Another principle which has been applied by the court in these types of cases is that:

When a party fails to perfect timely its appeal "a jurisdictional defect is created which may not be excused in the absence of unusual circumstances which are not attributable to the appellant or the appellant's attorney."

Carr v. State, Del.Supr., 554 A.2d 778, 779 (1989) p. 779 (quoting Riggs v. Riggs, Del. Supr. 539 A.2d 163, 164 (1988)).

Although the above opinions deal with appeals from lower courts to higher courts which were not filed on time, the situation there is analogous to the case at bar. In the appeal cases not only a court rule but also a statute established the time for filing the appeal and, hence, the courts recognized that the failure to file a timely appeal amounted to a jurisdictional defect. Nevertheless, the courts recognized an implied exception and extended the statutory time limits in respect to cases which fell within the exception.

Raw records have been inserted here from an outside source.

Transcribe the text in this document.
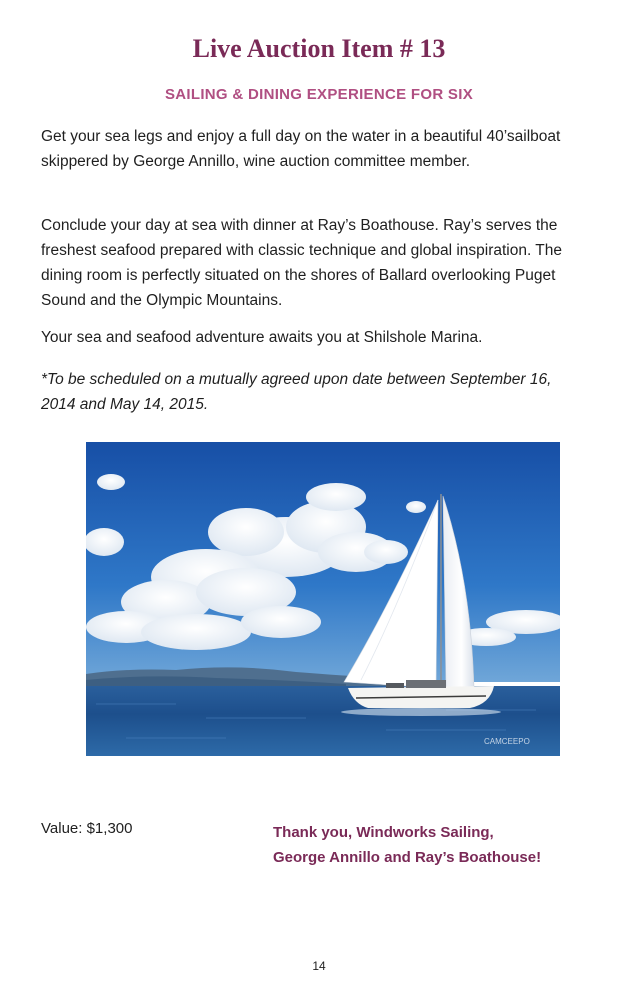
Live Auction Item # 13
SAILING & DINING EXPERIENCE FOR SIX

Get your sea legs and enjoy a full day on the water in a beautiful 40’sailboat skippered by George Annillo, wine auction committee member.

Conclude your day at sea with dinner at Ray’s Boathouse. Ray’s serves the freshest seafood prepared with classic technique and global inspiration. The dining room is perfectly situated on the shores of Ballard overlooking Puget Sound and the Olympic Mountains.

Your sea and seafood adventure awaits you at Shilshole Marina.

*To be scheduled on a mutually agreed upon date between September 16, 2014 and May 14, 2015.

CAMCEEPO

Value: $1,300	Thank you, Windworks Sailing,
George Annillo and Ray’s Boathouse!
14
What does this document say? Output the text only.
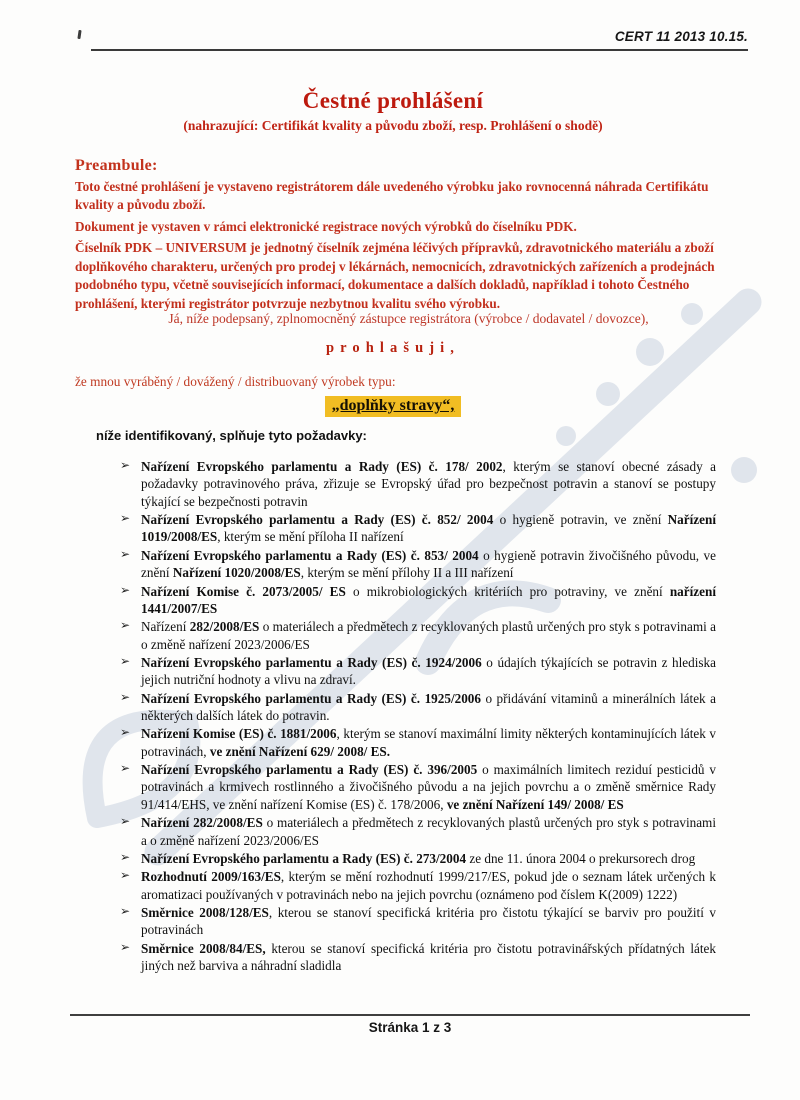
CERT 11 2013 10.15.
Čestné prohlášení
(nahrazující: Certifikát kvality a původu zboží, resp. Prohlášení o shodě)
Preambule:

Toto čestné prohlášení je vystaveno registrátorem dále uvedeného výrobku jako rovnocenná náhrada Certifikátu kvality a původu zboží.

Dokument je vystaven v rámci elektronické registrace nových výrobků do číselníku PDK.

Číselník PDK – UNIVERSUM je jednotný číselník zejména léčivých přípravků, zdravotnického materiálu a zboží doplňkového charakteru, určených pro prodej v lékárnách, nemocnicích, zdravotnických zařízeních a prodejnách podobného typu, včetně souvisejících informací, dokumentace a dalších dokladů, například i tohoto Čestného prohlášení, kterými registrátor potvrzuje nezbytnou kvalitu svého výrobku.

Já, níže podepsaný, zplnomocněný zástupce registrátora (výrobce / dodavatel / dovozce),
prohlašuji,
že mnou vyráběný / dovážený / distribuovaný výrobek typu:
„doplňky stravy“,
níže identifikovaný, splňuje tyto požadavky:
➢ Nařízení Evropského parlamentu a Rady (ES) č. 178/ 2002, kterým se stanoví obecné zásady a požadavky potravinového práva, zřizuje se Evropský úřad pro bezpečnost potravin a stanoví se postupy týkající se bezpečnosti potravin
➢ Nařízení Evropského parlamentu a Rady (ES) č. 852/ 2004 o hygieně potravin, ve znění Nařízení 1019/2008/ES, kterým se mění příloha II nařízení
➢ Nařízení Evropského parlamentu a Rady (ES) č. 853/ 2004 o hygieně potravin živočišného původu, ve znění Nařízení 1020/2008/ES, kterým se mění přílohy II a III nařízení
➢ Nařízení Komise č. 2073/2005/ ES o mikrobiologických kritériích pro potraviny, ve znění nařízení 1441/2007/ES
➢ Nařízení 282/2008/ES o materiálech a předmětech z recyklovaných plastů určených pro styk s potravinami a o změně nařízení 2023/2006/ES
➢ Nařízení Evropského parlamentu a Rady (ES) č. 1924/2006 o údajích týkajících se potravin z hlediska jejich nutriční hodnoty a vlivu na zdraví.
➢ Nařízení Evropského parlamentu a Rady (ES) č. 1925/2006 o přidávání vitaminů a minerálních látek a některých dalších látek do potravin.
➢ Nařízení Komise (ES) č. 1881/2006, kterým se stanoví maximální limity některých kontaminujících látek v potravinách, ve znění Nařízení 629/ 2008/ ES.
➢ Nařízení Evropského parlamentu a Rady (ES) č. 396/2005 o maximálních limitech reziduí pesticidů v potravinách a krmivech rostlinného a živočišného původu a na jejich povrchu a o změně směrnice Rady 91/414/EHS, ve znění nařízení Komise (ES) č. 178/2006, ve znění Nařízení 149/ 2008/ ES
➢ Nařízení 282/2008/ES o materiálech a předmětech z recyklovaných plastů určených pro styk s potravinami a o změně nařízení 2023/2006/ES
➢ Nařízení Evropského parlamentu a Rady (ES) č. 273/2004 ze dne 11. února 2004 o prekursorech drog
➢ Rozhodnutí 2009/163/ES, kterým se mění rozhodnutí 1999/217/ES, pokud jde o seznam látek určených k aromatizaci používaných v potravinách nebo na jejich povrchu (oznámeno pod číslem K(2009) 1222)
➢ Směrnice 2008/128/ES, kterou se stanoví specifická kritéria pro čistotu týkající se barviv pro použití v potravinách
➢ Směrnice 2008/84/ES, kterou se stanoví specifická kritéria pro čistotu potravinářských přídatných látek jiných než barviva a náhradní sladidla
Stránka 1 z 3
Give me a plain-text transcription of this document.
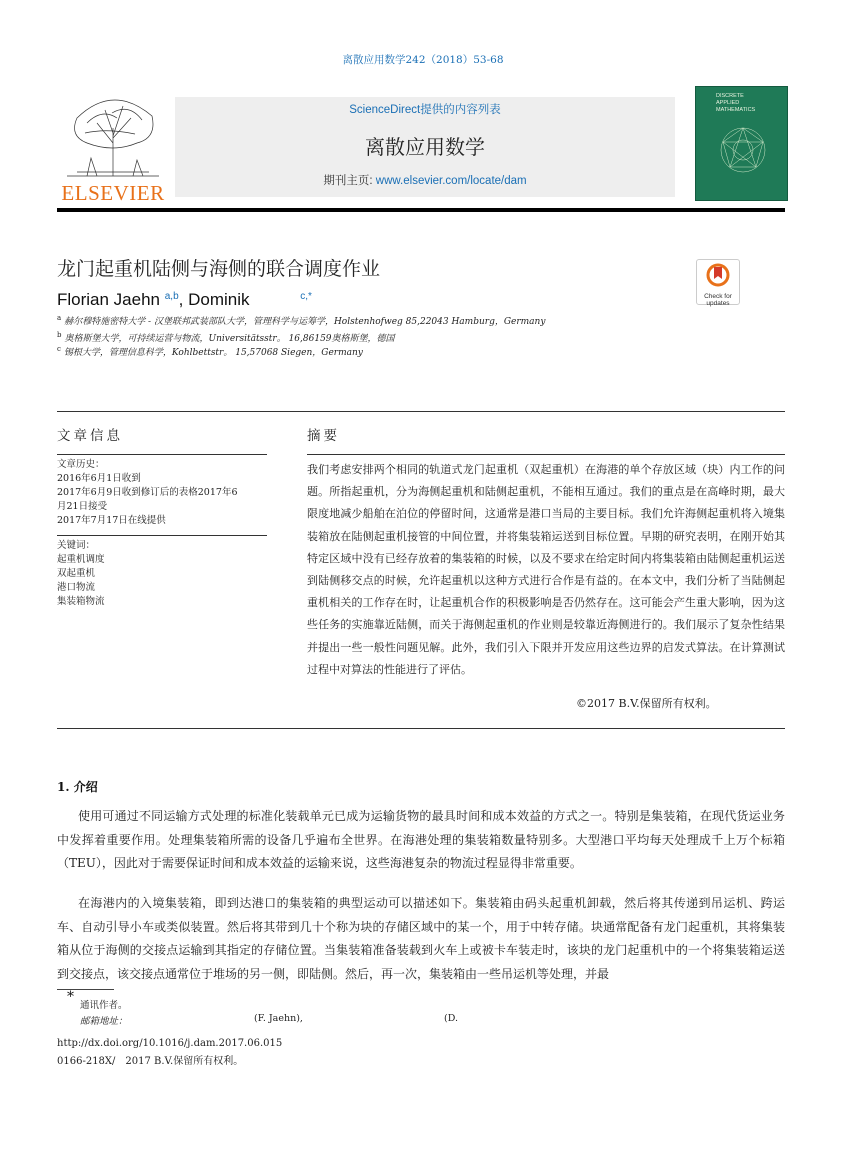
离散应用数学242（2018）53-68
ELSEVIER
ScienceDirect提供的内容列表
离散应用数学
期刊主页: www.elsevier.com/locate/dam
DISCRETE
APPLIED
MATHEMATICS
龙门起重机陆侧与海侧的联合调度作业
Check for
updates
Florian Jaehn $^{a,b}$, Dominik	$^{c,*}$
$^a$ 赫尔穆特施密特大学 - 汉堡联邦武装部队大学，管理科学与运筹学，Holstenhofweg 85,22043 Hamburg，Germany
$^b$ 奥格斯堡大学，可持续运营与物流，Universitätsstr。 16,86159奥格斯堡，德国
$^c$ 锡根大学，管理信息科学，Kohlbettstr。 15,57068 Siegen，Germany
文章信息	摘要
文章历史：
2016年6月1日收到
2017年6月9日收到修订后的表格2017年6
月21日接受
2017年7月17日在线提供
关键词：
起重机调度
双起重机
港口物流
集装箱物流
我们考虑安排两个相同的轨道式龙门起重机（双起重机）在海港的单个存放区域（块）内工作的问题。所指起重机，分为海侧起重机和陆侧起重机，不能相互通过。我们的重点是在高峰时期，最大限度地减少船舶在泊位的停留时间，这通常是港口当局的主要目标。我们允许海侧起重机将入境集装箱放在陆侧起重机接管的中间位置，并将集装箱运送到目标位置。早期的研究表明，在刚开始其特定区域中没有已经存放着的集装箱的时候，以及不要求在给定时间内将集装箱由陆侧起重机运送到陆侧移交点的时候，允许起重机以这种方式进行合作是有益的。在本文中，我们分析了当陆侧起重机相关的工作存在时，让起重机合作的积极影响是否仍然存在。这可能会产生重大影响，因为这些任务的实施靠近陆侧，而关于海侧起重机的作业则是较靠近海侧进行的。我们展示了复杂性结果并提出一些一般性问题见解。此外，我们引入下限并开发应用这些边界的启发式算法。在计算测试过程中对算法的性能进行了评估。
©2017 B.V.保留所有权利。
1. 介绍
使用可通过不同运输方式处理的标准化装载单元已成为运输货物的最具时间和成本效益的方式之一。特别是集装箱，在现代货运业务中发挥着重要作用。处理集装箱所需的设备几乎遍布全世界。在海港处理的集装箱数量特别多。大型港口平均每天处理成千上万个标箱（TEU），因此对于需要保证时间和成本效益的运输来说，这些海港复杂的物流过程显得非常重要。
在海港内的入境集装箱，即到达港口的集装箱的典型运动可以描述如下。集装箱由码头起重机卸载，然后将其传递到吊运机、跨运车、自动引导小车或类似装置。然后将其带到几十个称为块的存储区域中的某一个，用于中转存储。块通常配备有龙门起重机，其将集装箱从位于海侧的交接点运输到其指定的存储位置。当集装箱准备装载到火车上或被卡车装走时，该块的龙门起重机中的一个将集装箱运送到交接点，该交接点通常位于堆场的另一侧，即陆侧。然后，再一次，集装箱由一些吊运机等处理，并最
*
通讯作者。
邮箱地址：	(F. Jaehn),	(D.
http://dx.doi.org/10.1016/j.dam.2017.06.015
0166-218X/　2017 B.V.保留所有权利。
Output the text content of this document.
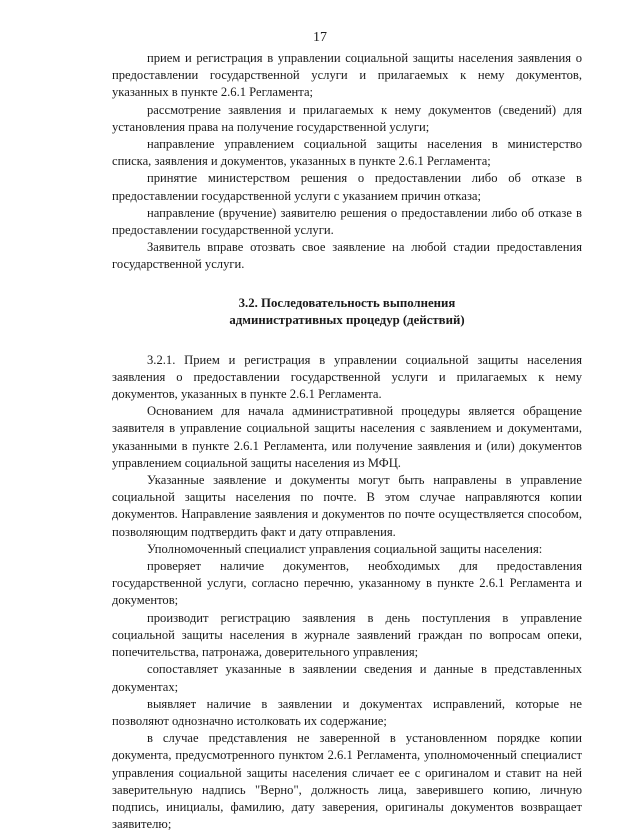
17

прием и регистрация в управлении социальной защиты населения заявления о предоставлении государственной услуги и прилагаемых к нему документов, указанных в пункте 2.6.1 Регламента;

рассмотрение заявления и прилагаемых к нему документов (сведений) для установления права на получение государственной услуги;

направление управлением социальной защиты населения в министерство списка, заявления и документов, указанных в пункте 2.6.1 Регламента;

принятие министерством решения о предоставлении либо об отказе в предоставлении государственной услуги с указанием причин отказа;

направление (вручение) заявителю решения о предоставлении либо об отказе в предоставлении государственной услуги.

Заявитель вправе отозвать свое заявление на любой стадии предоставления государственной услуги.

3.2. Последовательность выполнения
административных процедур (действий)

3.2.1. Прием и регистрация в управлении социальной защиты населения заявления о предоставлении государственной услуги и прилагаемых к нему документов, указанных в пункте 2.6.1 Регламента.

Основанием для начала административной процедуры является обращение заявителя в управление социальной защиты населения с заявлением и документами, указанными в пункте 2.6.1 Регламента, или получение заявления и (или) документов управлением социальной защиты населения из МФЦ.

Указанные заявление и документы могут быть направлены в управление социальной защиты населения по почте. В этом случае направляются копии документов. Направление заявления и документов по почте осуществляется способом, позволяющим подтвердить факт и дату отправления.

Уполномоченный специалист управления социальной защиты населения:

проверяет наличие документов, необходимых для предоставления государственной услуги, согласно перечню, указанному в пункте 2.6.1 Регламента и документов;

производит регистрацию заявления в день поступления в управление социальной защиты населения в журнале заявлений граждан по вопросам опеки, попечительства, патронажа, доверительного управления;

сопоставляет указанные в заявлении сведения и данные в представленных документах;

выявляет наличие в заявлении и документах исправлений, которые не позволяют однозначно истолковать их содержание;

в случае представления не заверенной в установленном порядке копии документа, предусмотренного пунктом 2.6.1 Регламента, уполномоченный специалист управления социальной защиты населения сличает ее с оригиналом и ставит на ней заверительную надпись "Верно", должность лица, заверившего копию, личную подпись, инициалы, фамилию, дату заверения, оригиналы документов возвращает заявителю;
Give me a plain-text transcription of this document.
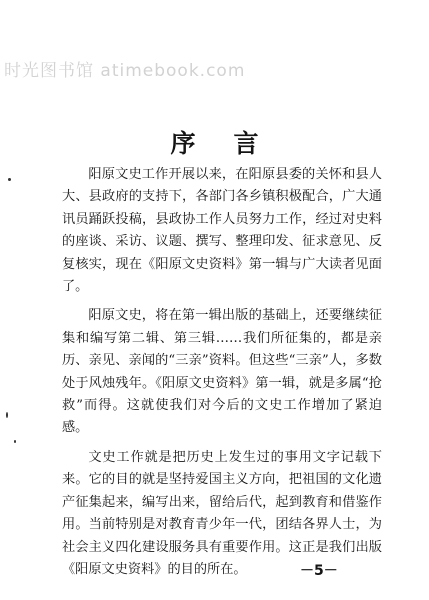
时光图书馆 atimebook.com
序言

阳原文史工作开展以来，在阳原县委的关怀和县人大、县政府的支持下，各部门各乡镇积极配合，广大通讯员踊跃投稿，县政协工作人员努力工作，经过对史料的座谈、采访、议题、撰写、整理印发、征求意见、反复核实，现在《阳原文史资料》第一辑与广大读者见面了。

阳原文史，将在第一辑出版的基础上，还要继续征集和编写第二辑、第三辑……我们所征集的，都是亲历、亲见、亲闻的“三亲”资料。但这些“三亲”人，多数处于风烛残年。《阳原文史资料》第一辑，就是多属“抢救”而得。这就使我们对今后的文史工作增加了紧迫感。

文史工作就是把历史上发生过的事用文字记载下来。它的目的就是坚持爱国主义方向，把祖国的文化遗产征集起来，编写出来，留给后代，起到教育和借鉴作用。当前特别是对教育青少年一代，团结各界人士，为社会主义四化建设服务具有重要作用。这正是我们出版《阳原文史资料》的目的所在。	－5－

I can perceive no difference between the appeal cases and the instant case since both involve the failure to file a pleading within a statutorily created period of limitations. Therefore, I will apply the principles discussed above to the facts of this case.

I conclude that when court personnel told the plaintiff and her agent, Mr. Muhammad, that the Prothonotary's office closed at 5 p.m. and no one would be there after 5 p.m., the court personnel failed to give her complete and accurate information and thereby inadvertently misled her. Specifically, when the court personnel knew that plaintiff was in the office to file a complaint and knew that someone was to deliver the complaint shortly after the 5 p.m. closing time, the plaintiff should have been informed that there was a procedure by which the complaint could have been clocked in and filed after hours. Instead, the plaintiff was told that the office would close at 5 p.m. and no one would be in the Prothonotary's office after then which, while true, was also incomplete in the sense that a procedure was in place which would permit a paper to be filed in that office after 5 p.m. Thus, under these unusual circumstances, the default was occasioned by court related personnel.

I further find that plaintiff acted with due diligence. Although she waited until the last day to attempt to file the complaint, she appeared at the courthouse on that day and her agent attempted to deliver the complaint to her during office hours but, due to unforeseen circumstances, was prevented from doing *1233 so. Nevertheless, he arrived at the courthouse that day to deliver the complaint and, in fact, the complaint would have been filed on time if he had not been given incomplete information by a court clerk which misled him though no fault of his own.

Statutes of limitations are enacted to require plaintiffs to use diligence in bringing suits so that defendants are not prejudiced by undue delay. I find in this case that to permit the complaint to be filed does not contravene the public policy underlying the statute because plaintiff acted diligently; suit was not filed on time because of incomplete (and thus erroneous) information given by court personnel; and plaintiff diligently filed her complaint on the next day that the Prothonotary's office was open.

Defendant's motion for judgment on the pleadings is denied.

NOTES

[1] The Prothonotary is the clerk of the Superior Court and the office receives and files complaints for that Court.

[2] Security personnel in the Courthouse after hours are authorized to unlock the Prothonotary's office in order to allow persons to clock in documents on a time stamp machine and leave them in a bin.

[3] "TR" indicates a reference to the transcript of the hearing on defendant's motion for summary judgment on September 29, 1995.